Mulligan Stew: Oh, to hear my friend laugh again

Several years ago, my husband and I were out on our golf cart, enjoying a beautiful day, and we drove past the Pheanis Wickey home. His front yard at Rentown, an Amish neighborhood on Birch Road just east of Bremen, was full of flowers that this old order Amish man had planted and cultivated. 

Pheanis and his wife, Liz, were out in his sun porch, along with my dear Amish friend Becky Slabaugh and her husband, John. We live just two miles from Rentown and eat at the Dutch Maid Eatery there frequently.

As we drove by, Pheanis hollered out to us and told us to join them.  

We had a nice visit, as we always did with them, and Pheanis asked me to take photos of his flowers.  The Amish do not want themselves to be photographed but they keep scrapbooks of things memorable.  The flower photos would be put in there, along with tickets from events, like haystack suppers at the community building, or even funeral notices from friends’ and family funerals.

Pheanis was always the cut-up, trying to keep people laughing. He would sometimes tell jokes with naughty innuendos, or make light of friends’ embarrassing moments. Growing up with a name of “Pheanis,” he was the butt of many off-color rhymes, so he learned to laugh with others and to get other people to laugh.

Pheanis Wickey made people laugh.

When he went to the bank, the cashiers would sometimes ask him for a tune. He loved belting out a song that often included yodeling.

In his younger days, Pheanis worked as a part-time auctioneer.  He would do the chanting of prices, but the chants would frequently blend into yodels. “Five dollars, ten, ten dollars, twenty, twenty-olio olio, ode-dee-dough-oh odelo.”  Auction buyers would applaud and cheer him on.

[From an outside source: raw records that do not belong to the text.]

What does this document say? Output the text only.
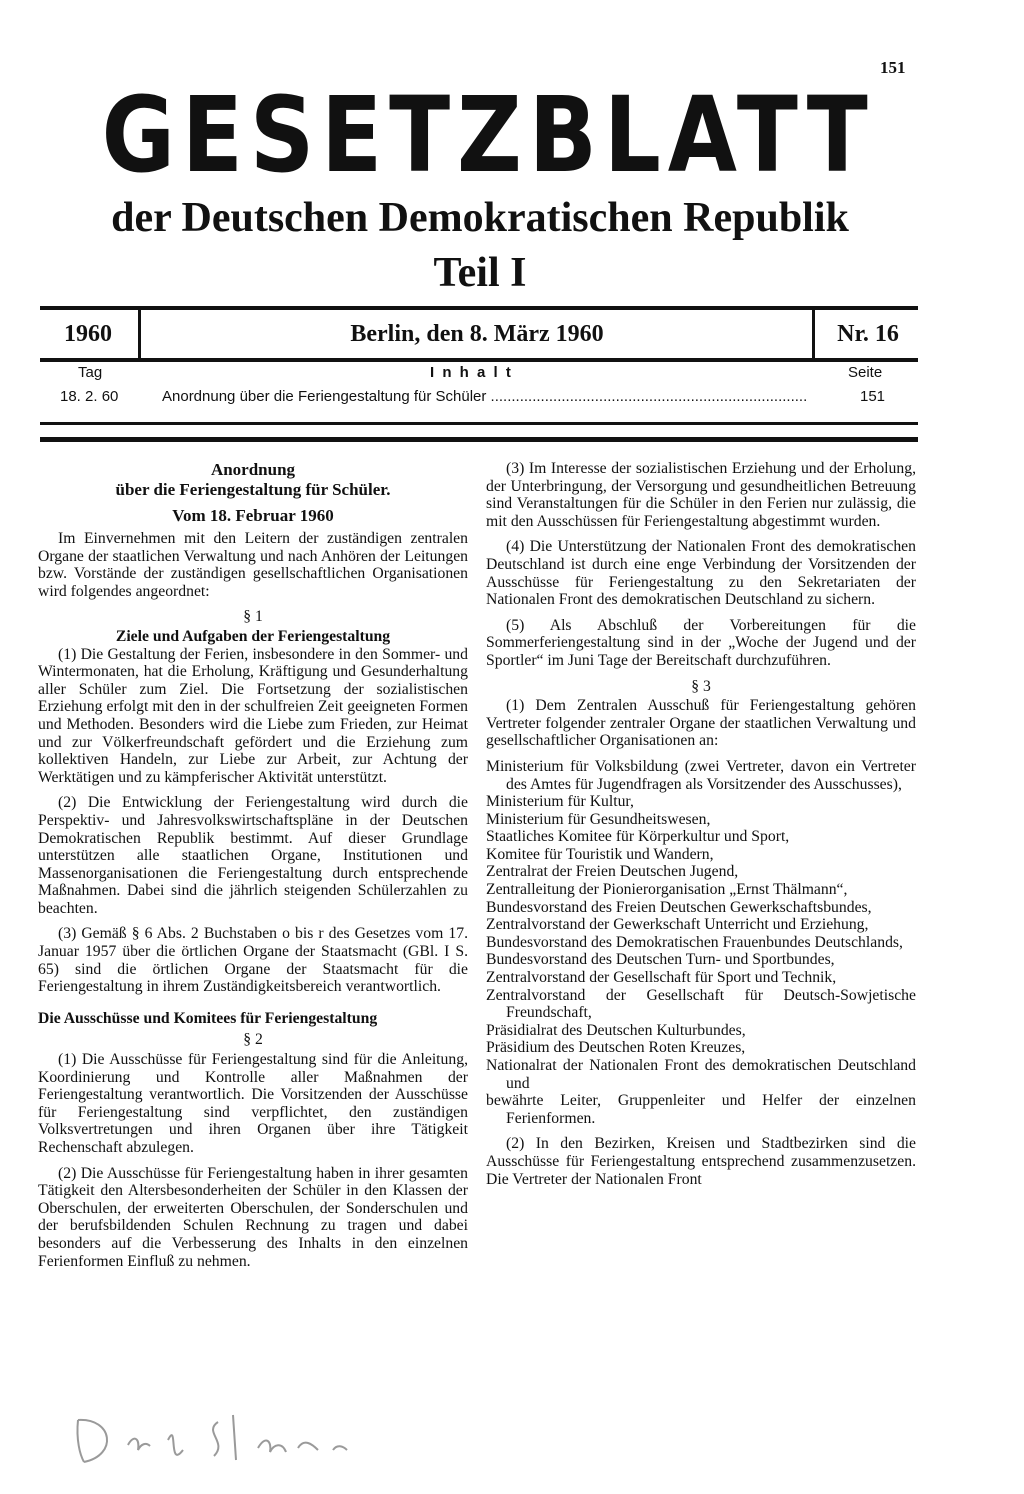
151
GESETZBLATT
der Deutschen Demokratischen Republik
Teil I
1960	Berlin, den 8. März 1960	Nr. 16
Tag	I n h a l t	Seite
18. 2. 60	Anordnung über die Feriengestaltung für Schüler ............................................................................	151
Anordnung
über die Feriengestaltung für Schüler.
Vom 18. Februar 1960

Im Einvernehmen mit den Leitern der zuständigen zentralen Organe der staatlichen Verwaltung und nach Anhören der Leitungen bzw. Vorstände der zuständigen gesellschaftlichen Organisationen wird folgendes angeordnet:

§ 1
Ziele und Aufgaben der Feriengestaltung

(1) Die Gestaltung der Ferien, insbesondere in den Sommer- und Wintermonaten, hat die Erholung, Kräftigung und Gesunderhaltung aller Schüler zum Ziel. Die Fortsetzung der sozialistischen Erziehung erfolgt mit den in der schulfreien Zeit geeigneten Formen und Methoden. Besonders wird die Liebe zum Frieden, zur Heimat und zur Völkerfreundschaft gefördert und die Erziehung zum kollektiven Handeln, zur Liebe zur Arbeit, zur Achtung der Werktätigen und zu kämpferischer Aktivität unterstützt.

(2) Die Entwicklung der Feriengestaltung wird durch die Perspektiv- und Jahresvolkswirtschaftspläne in der Deutschen Demokratischen Republik bestimmt. Auf dieser Grundlage unterstützen alle staatlichen Organe, Institutionen und Massenorganisationen die Feriengestaltung durch entsprechende Maßnahmen. Dabei sind die jährlich steigenden Schülerzahlen zu beachten.

(3) Gemäß § 6 Abs. 2 Buchstaben o bis r des Gesetzes vom 17. Januar 1957 über die örtlichen Organe der Staatsmacht (GBl. I S. 65) sind die örtlichen Organe der Staatsmacht für die Feriengestaltung in ihrem Zuständigkeitsbereich verantwortlich.

Die Ausschüsse und Komitees für Feriengestaltung
§ 2

(1) Die Ausschüsse für Feriengestaltung sind für die Anleitung, Koordinierung und Kontrolle aller Maßnahmen der Feriengestaltung verantwortlich. Die Vorsitzenden der Ausschüsse für Feriengestaltung sind verpflichtet, den zuständigen Volksvertretungen und ihren Organen über ihre Tätigkeit Rechenschaft abzulegen.

(2) Die Ausschüsse für Feriengestaltung haben in ihrer gesamten Tätigkeit den Altersbesonderheiten der Schüler in den Klassen der Oberschulen, der erweiterten Oberschulen, der Sonderschulen und der berufsbildenden Schulen Rechnung zu tragen und dabei besonders auf die Verbesserung des Inhalts in den einzelnen Ferienformen Einfluß zu nehmen.

(3) Im Interesse der sozialistischen Erziehung und der Erholung, der Unterbringung, der Versorgung und gesundheitlichen Betreuung sind Veranstaltungen für die Schüler in den Ferien nur zulässig, die mit den Ausschüssen für Feriengestaltung abgestimmt wurden.

(4) Die Unterstützung der Nationalen Front des demokratischen Deutschland ist durch eine enge Verbindung der Vorsitzenden der Ausschüsse für Feriengestaltung zu den Sekretariaten der Nationalen Front des demokratischen Deutschland zu sichern.

(5) Als Abschluß der Vorbereitungen für die Sommerferiengestaltung sind in der „Woche der Jugend und der Sportler“ im Juni Tage der Bereitschaft durchzuführen.

§ 3

(1) Dem Zentralen Ausschuß für Feriengestaltung gehören Vertreter folgender zentraler Organe der staatlichen Verwaltung und gesellschaftlicher Organisationen an:

Ministerium für Volksbildung (zwei Vertreter, davon ein Vertreter des Amtes für Jugendfragen als Vorsitzender des Ausschusses),
Ministerium für Kultur,
Ministerium für Gesundheitswesen,
Staatliches Komitee für Körperkultur und Sport,
Komitee für Touristik und Wandern,
Zentralrat der Freien Deutschen Jugend,
Zentralleitung der Pionierorganisation „Ernst Thälmann“,
Bundesvorstand des Freien Deutschen Gewerkschaftsbundes,
Zentralvorstand der Gewerkschaft Unterricht und Erziehung,
Bundesvorstand des Demokratischen Frauenbundes Deutschlands,
Bundesvorstand des Deutschen Turn- und Sportbundes,
Zentralvorstand der Gesellschaft für Sport und Technik,
Zentralvorstand der Gesellschaft für Deutsch-Sowjetische Freundschaft,
Präsidialrat des Deutschen Kulturbundes,
Präsidium des Deutschen Roten Kreuzes,
Nationalrat der Nationalen Front des demokratischen Deutschland und
bewährte Leiter, Gruppenleiter und Helfer der einzelnen Ferienformen.

(2) In den Bezirken, Kreisen und Stadtbezirken sind die Ausschüsse für Feriengestaltung entsprechend zusammenzusetzen. Die Vertreter der Nationalen Front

Last Tuesday, on June 13, we were at the Dutch Maid Eatery, just down the road from Pheanis, and finishing breakfast. We were about the fourth table in and when Pheanis made his entrance; he stopped and briefly greeted everyone at each table he passed.  He tapped me on the shoulder and said “good morning, young lady,” and went on. I nodded and smiled at him.  

Nothing else. Nothing memorable. Just a little bit of nothing.

As it often does, regret comes a week later with “I should have said something more,” or had a longer conversation with him.

This past Sunday, Pheanis and Liz attended a family picnic. Zip-lines have been a popular addition at some Amish events, just as it was here. Pheanis told Liz he was going on the Zip-Line.  She told him he shouldn’t.  After all, he was 72 years old and could hurt himself. Seizing the opportunity to do something fun and probably draw a few laughs, he said he was going and Liz turned her back so she wouldn’t be watching him. She instantly heard a “thud,” and knew Pheanis had fallen.

A grandson of Pheanis was helping people get on the Zip-line.  When each person is seated and harnessed, they grab a pair of overhead handlebars and go whizzing down the line. Pheanis was seated and his grandson said he was getting his safety harness. Of course, everyone but Liz was watching.

Without saying anything, Pheanis got off of the seat, walked over to the handle-bars, grabbed them and stepped off the platform. His grandson had turned just in time to see Pheanis fall. He couldn’t hold his own weight without the seat and harness. He broke his back and had internal injuries from the fall.  Immediately after, he was conscious and told people, “That was dumb. I probably shouldn’t have done that.” 

It was an accident. It was not suicide. Pheanis was simply trying to have fun and entertain others, just as he did every day of his 72 years of life.

A helicopter took him to the hospital but he died mid-flight and the emergency staff could not bring him back. He was pronounced dead at the hospital. Liz was not allowed to travel on the helicopter so she wasn’t with him when he died.

He will be buried in an Old Order Amish cemetery near Nappanee.